NVIDIA GPU Driver Vulnerability Allows Denial-of-Service in Multi-Tenant AI Environments
Overview
A high-severity vulnerability (CVE-2024-0073) was identified in the NVIDIA GPU driver's kernel mode layer, posing a significant threat to multi-tenant AI and ML cloud infrastructure. The vulnerability stems from improper input validation when processing data passed from user-mode applications to the kernel driver. An attacker with local user access, such as a customer in a shared GPU compute environment, could craft a malicious CUDA application or a specially formed model that sends malformed data to the GPU driver. When the kernel driver attempts to process this input, it can lead to a race condition or a null pointer dereference, causing a kernel panic and a complete crash of the host operating system. This results in a Denial of Service (DoS) that affects all tenants sharing the physical GPU. In some scenarios, such a flaw could also be exploited for local privilege escalation (LPE), allowing the attacker to escape their containerized environment and gain administrative control over the host node.

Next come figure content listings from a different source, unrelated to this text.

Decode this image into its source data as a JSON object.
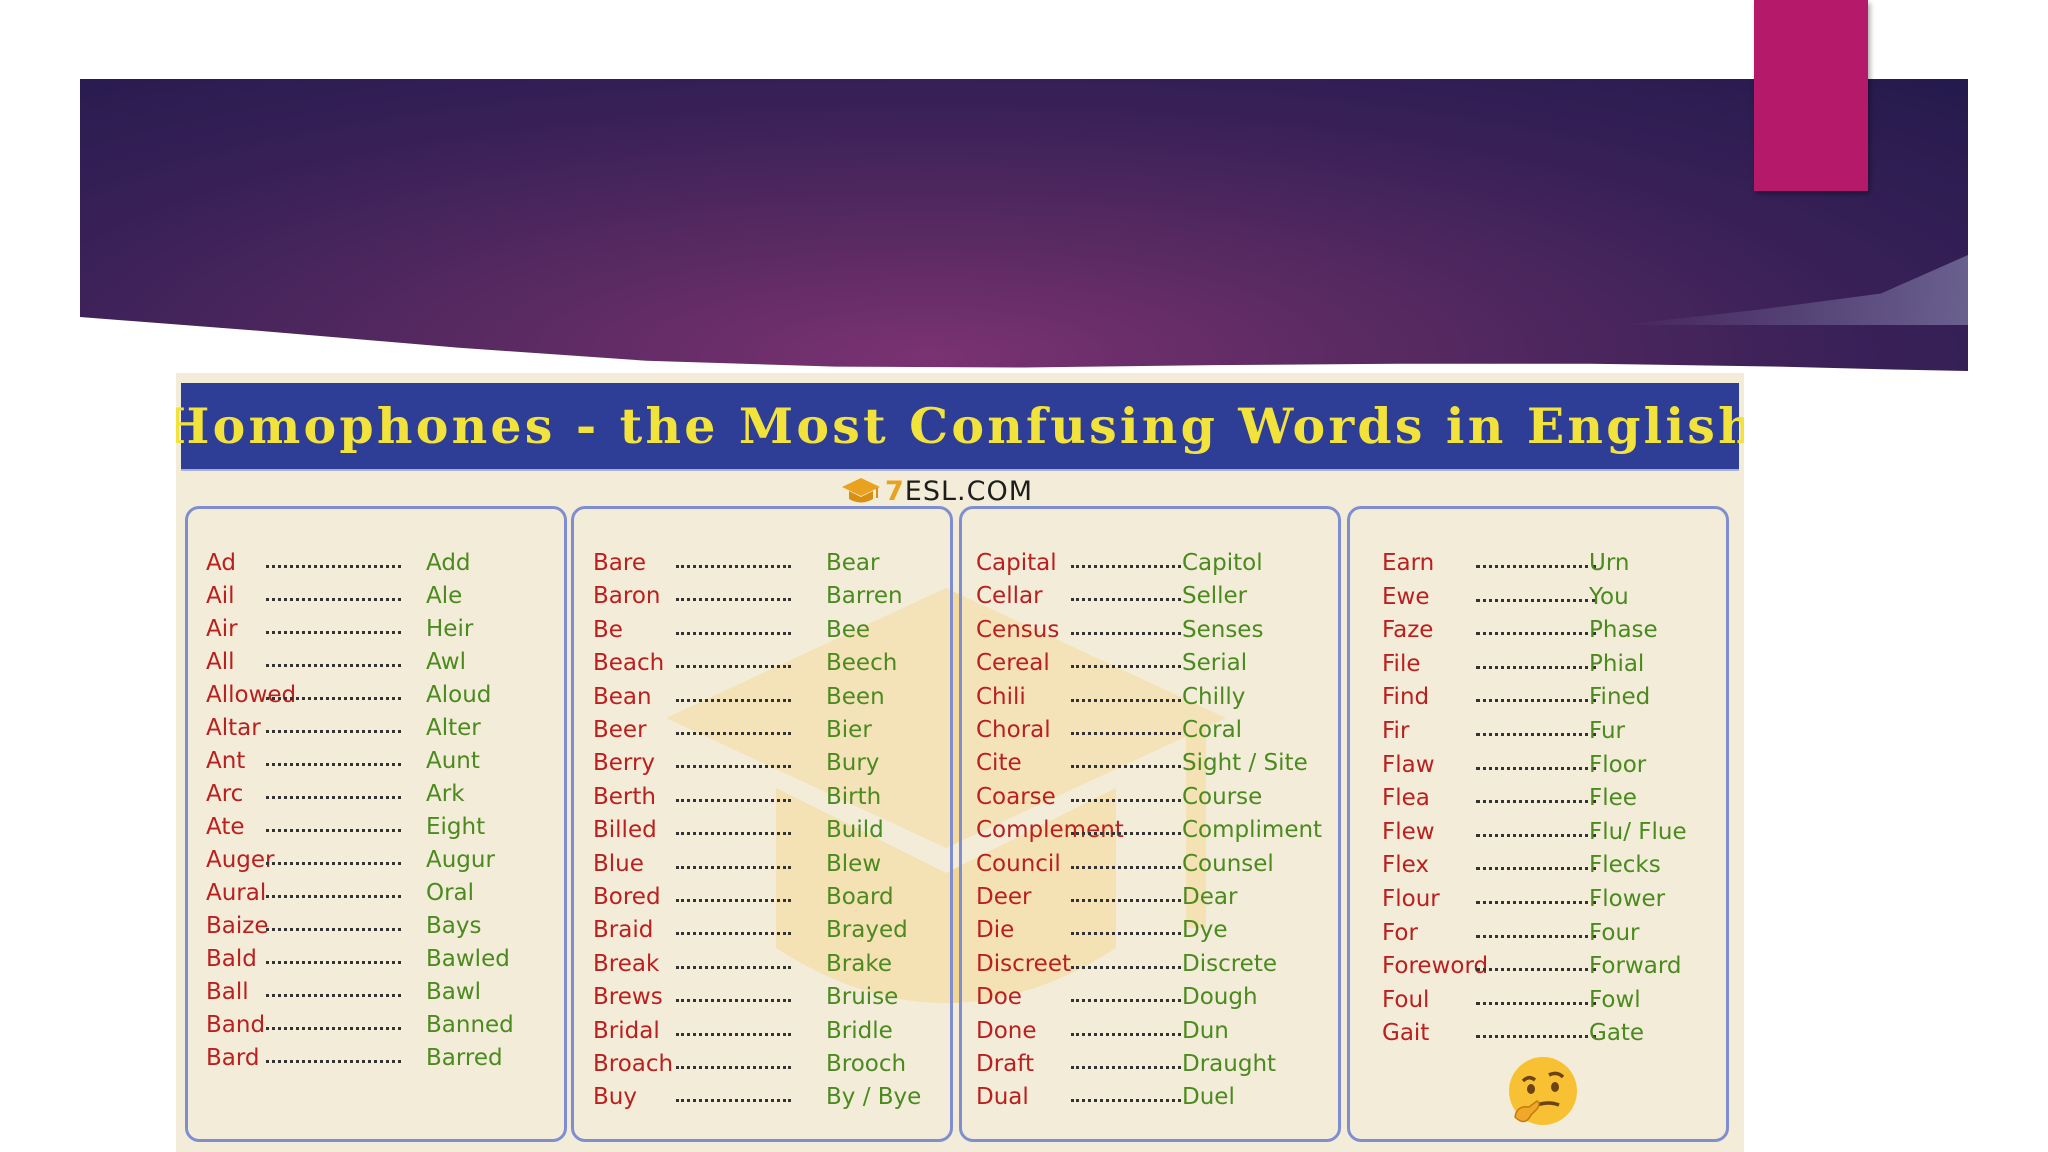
{
  "poster": {
    "title": "Homophones - the Most Confusing Words in English",
    "logo_seven": "7",
    "logo_text": "ESL.COM"
  },
  "columns": [
    [
      [
        "Ad",
        "Add"
      ],
      [
        "Ail",
        "Ale"
      ],
      [
        "Air",
        "Heir"
      ],
      [
        "All",
        "Awl"
      ],
      [
        "Allowed",
        "Aloud"
      ],
      [
        "Altar",
        "Alter"
      ],
      [
        "Ant",
        "Aunt"
      ],
      [
        "Arc",
        "Ark"
      ],
      [
        "Ate",
        "Eight"
      ],
      [
        "Auger",
        "Augur"
      ],
      [
        "Aural",
        "Oral"
      ],
      [
        "Baize",
        "Bays"
      ],
      [
        "Bald",
        "Bawled"
      ],
      [
        "Ball",
        "Bawl"
      ],
      [
        "Band",
        "Banned"
      ],
      [
        "Bard",
        "Barred"
      ]
    ],
    [
      [
        "Bare",
        "Bear"
      ],
      [
        "Baron",
        "Barren"
      ],
      [
        "Be",
        "Bee"
      ],
      [
        "Beach",
        "Beech"
      ],
      [
        "Bean",
        "Been"
      ],
      [
        "Beer",
        "Bier"
      ],
      [
        "Berry",
        "Bury"
      ],
      [
        "Berth",
        "Birth"
      ],
      [
        "Billed",
        "Build"
      ],
      [
        "Blue",
        "Blew"
      ],
      [
        "Bored",
        "Board"
      ],
      [
        "Braid",
        "Brayed"
      ],
      [
        "Break",
        "Brake"
      ],
      [
        "Brews",
        "Bruise"
      ],
      [
        "Bridal",
        "Bridle"
      ],
      [
        "Broach",
        "Brooch"
      ],
      [
        "Buy",
        "By / Bye"
      ]
    ],
    [
      [
        "Capital",
        "Capitol"
      ],
      [
        "Cellar",
        "Seller"
      ],
      [
        "Census",
        "Senses"
      ],
      [
        "Cereal",
        "Serial"
      ],
      [
        "Chili",
        "Chilly"
      ],
      [
        "Choral",
        "Coral"
      ],
      [
        "Cite",
        "Sight / Site"
      ],
      [
        "Coarse",
        "Course"
      ],
      [
        "Complement",
        "Compliment"
      ],
      [
        "Council",
        "Counsel"
      ],
      [
        "Deer",
        "Dear"
      ],
      [
        "Die",
        "Dye"
      ],
      [
        "Discreet",
        "Discrete"
      ],
      [
        "Doe",
        "Dough"
      ],
      [
        "Done",
        "Dun"
      ],
      [
        "Draft",
        "Draught"
      ],
      [
        "Dual",
        "Duel"
      ]
    ],
    [
      [
        "Earn",
        "Urn"
      ],
      [
        "Ewe",
        "You"
      ],
      [
        "Faze",
        "Phase"
      ],
      [
        "File",
        "Phial"
      ],
      [
        "Find",
        "Fined"
      ],
      [
        "Fir",
        "Fur"
      ],
      [
        "Flaw",
        "Floor"
      ],
      [
        "Flea",
        "Flee"
      ],
      [
        "Flew",
        "Flu/ Flue"
      ],
      [
        "Flex",
        "Flecks"
      ],
      [
        "Flour",
        "Flower"
      ],
      [
        "For",
        "Four"
      ],
      [
        "Foreword",
        "Forward"
      ],
      [
        "Foul",
        "Fowl"
      ],
      [
        "Gait",
        "Gate"
      ]
    ]
  ],
  "colors": {
    "banner_dark": "#241a4c",
    "banner_purple": "#7a3272",
    "accent_magenta": "#b51a6a",
    "title_bar": "#2e3d96",
    "title_text": "#f2e23c",
    "word_left": "#b9201f",
    "word_right": "#4b8a1e"
  },
  "icons": [
    "graduation-cap-icon",
    "thinking-face-icon"
  ]
}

This vulnerability is particularly dangerous for cloud service providers offering GPU-accelerated virtual machines or Kubernetes-based ML platforms, as it breaks the isolation model between tenants and allows one malicious user to impact service availability for all others on the same hardware.
Affected Systems
Testing Guide
1. Log into the Linux host system that has the NVIDIA GPU. 2. Run the command `nvidia-smi`. 3. In the top right corner of the output, check the 'Driver Version'. 4. Compare your installed version to the patched versions. For example, if your version is `535.129.03`, you are vulnerable and must update to `535.161.07` or newer.
Mitigation Steps
1. **Update NVIDIA Drivers**: Immediately update all host systems to the patched driver versions specified in the NVIDIA security bulletin. 2. **Implement Workload Scrutiny**: In multi-tenant environments, consider scanning or validating custom CUDA kernels or serialized models submitted by users for known malicious patterns. 3. **Enhance Isolation**: Use stronger isolation technologies like Kata Containers or gVisor for running untrusted workloads on shared GPUs, which can intercept and validate syscalls to the kernel driver. 4. **Monitor System Logs**: Continuously monitor kernel logs and system stability for signs of driver crashes or unusual GPU behavior that could indicate an attack attempt.
Patch Details
Patches are available in NVIDIA driver versions 535.161.07 (Linux) and 551.61 (Windows) and later.